Because WiFi signals are one-dimensional, most of the previous methods for detecting people using WiFi can only locate a person's center of mass, and usually can detect only one person. The CMU technique incorporates amplitude and phase data from three WiFi signals captured by three different receivers. This produces a 3x3 feature map which can be passed to a neural network that produces UV maps of human body surfaces, which can localize multiple people as well as determining their poses. According to the researchers,
The performance of our work is still limited by the public training data in the field of WiFi-based perception, especially under different layouts. In future work, we also plan to collect multi-layout data and extend our work to predict 3D human body shapes from WiFi signals. We believe that the advanced capability of dense perception could empower the WiFi device as a privacy-friendly, illumination-invariant, and cheap human sensor compared to RGB cameras and Lidars.
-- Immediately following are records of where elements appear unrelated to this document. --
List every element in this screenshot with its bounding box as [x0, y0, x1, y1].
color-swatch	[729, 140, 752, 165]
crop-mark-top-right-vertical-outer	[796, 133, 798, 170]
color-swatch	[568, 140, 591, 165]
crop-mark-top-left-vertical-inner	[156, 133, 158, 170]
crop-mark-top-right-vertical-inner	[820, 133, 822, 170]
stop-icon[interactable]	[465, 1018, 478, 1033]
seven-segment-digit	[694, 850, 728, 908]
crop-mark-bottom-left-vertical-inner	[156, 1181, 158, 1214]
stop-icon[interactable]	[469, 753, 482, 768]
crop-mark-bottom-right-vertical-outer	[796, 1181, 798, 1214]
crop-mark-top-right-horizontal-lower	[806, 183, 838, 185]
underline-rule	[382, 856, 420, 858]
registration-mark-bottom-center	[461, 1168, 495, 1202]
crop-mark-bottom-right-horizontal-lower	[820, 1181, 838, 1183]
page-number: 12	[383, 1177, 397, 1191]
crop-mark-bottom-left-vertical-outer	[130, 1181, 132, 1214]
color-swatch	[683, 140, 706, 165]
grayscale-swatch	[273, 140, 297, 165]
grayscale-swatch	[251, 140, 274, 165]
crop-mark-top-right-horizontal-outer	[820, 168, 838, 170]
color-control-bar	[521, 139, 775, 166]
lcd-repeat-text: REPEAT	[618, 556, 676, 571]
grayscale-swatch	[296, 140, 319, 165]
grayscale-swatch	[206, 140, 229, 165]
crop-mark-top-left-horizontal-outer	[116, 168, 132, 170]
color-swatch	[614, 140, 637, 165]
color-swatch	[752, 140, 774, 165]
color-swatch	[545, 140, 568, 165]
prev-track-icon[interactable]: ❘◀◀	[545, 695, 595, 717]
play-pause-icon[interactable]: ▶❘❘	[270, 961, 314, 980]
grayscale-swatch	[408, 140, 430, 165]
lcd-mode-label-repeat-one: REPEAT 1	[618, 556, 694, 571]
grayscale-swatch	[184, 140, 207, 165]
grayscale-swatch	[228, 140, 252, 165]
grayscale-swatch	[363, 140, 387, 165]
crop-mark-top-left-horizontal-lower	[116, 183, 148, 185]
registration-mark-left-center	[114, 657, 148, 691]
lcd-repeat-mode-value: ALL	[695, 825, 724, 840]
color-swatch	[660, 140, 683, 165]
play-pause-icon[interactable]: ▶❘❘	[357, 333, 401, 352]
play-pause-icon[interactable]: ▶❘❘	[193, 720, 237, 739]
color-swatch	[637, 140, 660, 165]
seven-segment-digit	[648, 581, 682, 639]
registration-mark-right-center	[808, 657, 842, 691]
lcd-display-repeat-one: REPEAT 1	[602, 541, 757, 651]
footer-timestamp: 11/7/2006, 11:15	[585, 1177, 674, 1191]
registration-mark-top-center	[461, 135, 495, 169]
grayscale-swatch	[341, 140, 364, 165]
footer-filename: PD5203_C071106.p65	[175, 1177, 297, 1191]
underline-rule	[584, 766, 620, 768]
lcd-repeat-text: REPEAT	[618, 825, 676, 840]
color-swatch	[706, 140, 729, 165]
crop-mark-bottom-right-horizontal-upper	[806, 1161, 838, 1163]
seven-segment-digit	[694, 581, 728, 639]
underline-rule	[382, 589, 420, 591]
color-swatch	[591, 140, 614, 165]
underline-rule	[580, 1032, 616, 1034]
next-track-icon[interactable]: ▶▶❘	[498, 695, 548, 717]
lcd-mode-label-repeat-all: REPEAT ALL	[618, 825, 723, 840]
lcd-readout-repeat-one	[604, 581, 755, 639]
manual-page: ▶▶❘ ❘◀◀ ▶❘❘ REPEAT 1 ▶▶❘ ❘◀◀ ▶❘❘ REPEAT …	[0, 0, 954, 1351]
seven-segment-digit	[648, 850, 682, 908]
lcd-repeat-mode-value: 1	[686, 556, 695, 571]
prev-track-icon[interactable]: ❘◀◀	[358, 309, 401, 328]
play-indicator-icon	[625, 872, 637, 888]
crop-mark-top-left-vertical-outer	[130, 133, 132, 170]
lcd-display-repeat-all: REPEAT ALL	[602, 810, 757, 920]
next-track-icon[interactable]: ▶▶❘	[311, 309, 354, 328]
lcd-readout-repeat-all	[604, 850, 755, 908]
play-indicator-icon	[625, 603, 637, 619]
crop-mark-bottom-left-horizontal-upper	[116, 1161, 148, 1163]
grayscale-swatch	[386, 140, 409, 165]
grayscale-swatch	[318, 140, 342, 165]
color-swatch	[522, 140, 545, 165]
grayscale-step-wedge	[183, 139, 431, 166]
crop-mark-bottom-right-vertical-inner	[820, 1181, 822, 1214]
The process begins by collecting five Channel-state-information (CSI) samples, which are the "the ratio between the transmitted signal wave and the received signal wave." Each sample contains 30 frequencies, and is taken from signals sent from each of three transmitters to three receivers; the result is two raw-data tensors of shape 150 x 3 x 3, one for phase and one for amplitude. This is converted by "modality translation network" into a 1280 x 720 image tensor. This is then processed as if it were an image captured by a camera, using the state-of-the-art pose detection network DensePose.
Translating WiFi Signals to a 2D Image. Source: https://arxiv.org/abs/2301.00250
The model was evaluated on a dataset of WiFi signals paired with video recordings of scenes containing from one to five people. The scenes were recorded in offices and classrooms. Although there are no annotations of the video to give ground truth for the evaluation, the researchers applied pretrained DensePose models to the videos to create pseudo ground truth. Overall, the model could "effectively detect the approximate locations of human bounding boxes" and the pose of torsos, but struggled with detecting limbs.
In a Hacker News discussion about the work, one user pointed out that in 2020 the IEEE announced 802.11bf project for WLAN sensing which is targeted for release in 2024. Another user said,
If [WiFi sensing] can detect breathing of humans reliably, then it solves a huge problem in having home automation with automatic lighting - particularly in bathrooms. I've never had a decent bathroom occupancy sensor (they all end up wanting to detect fairly large motions) - the obvious solution is AI with a camera but for obvious reasons no, but if a couple of base stations can localize person positions to rooms in the house (and provide other services) then that kind of solves the whole issue!
Although the CMU researchers have not released their code or model, the Papers with Code website links to GitHub repositories for three other similar projects.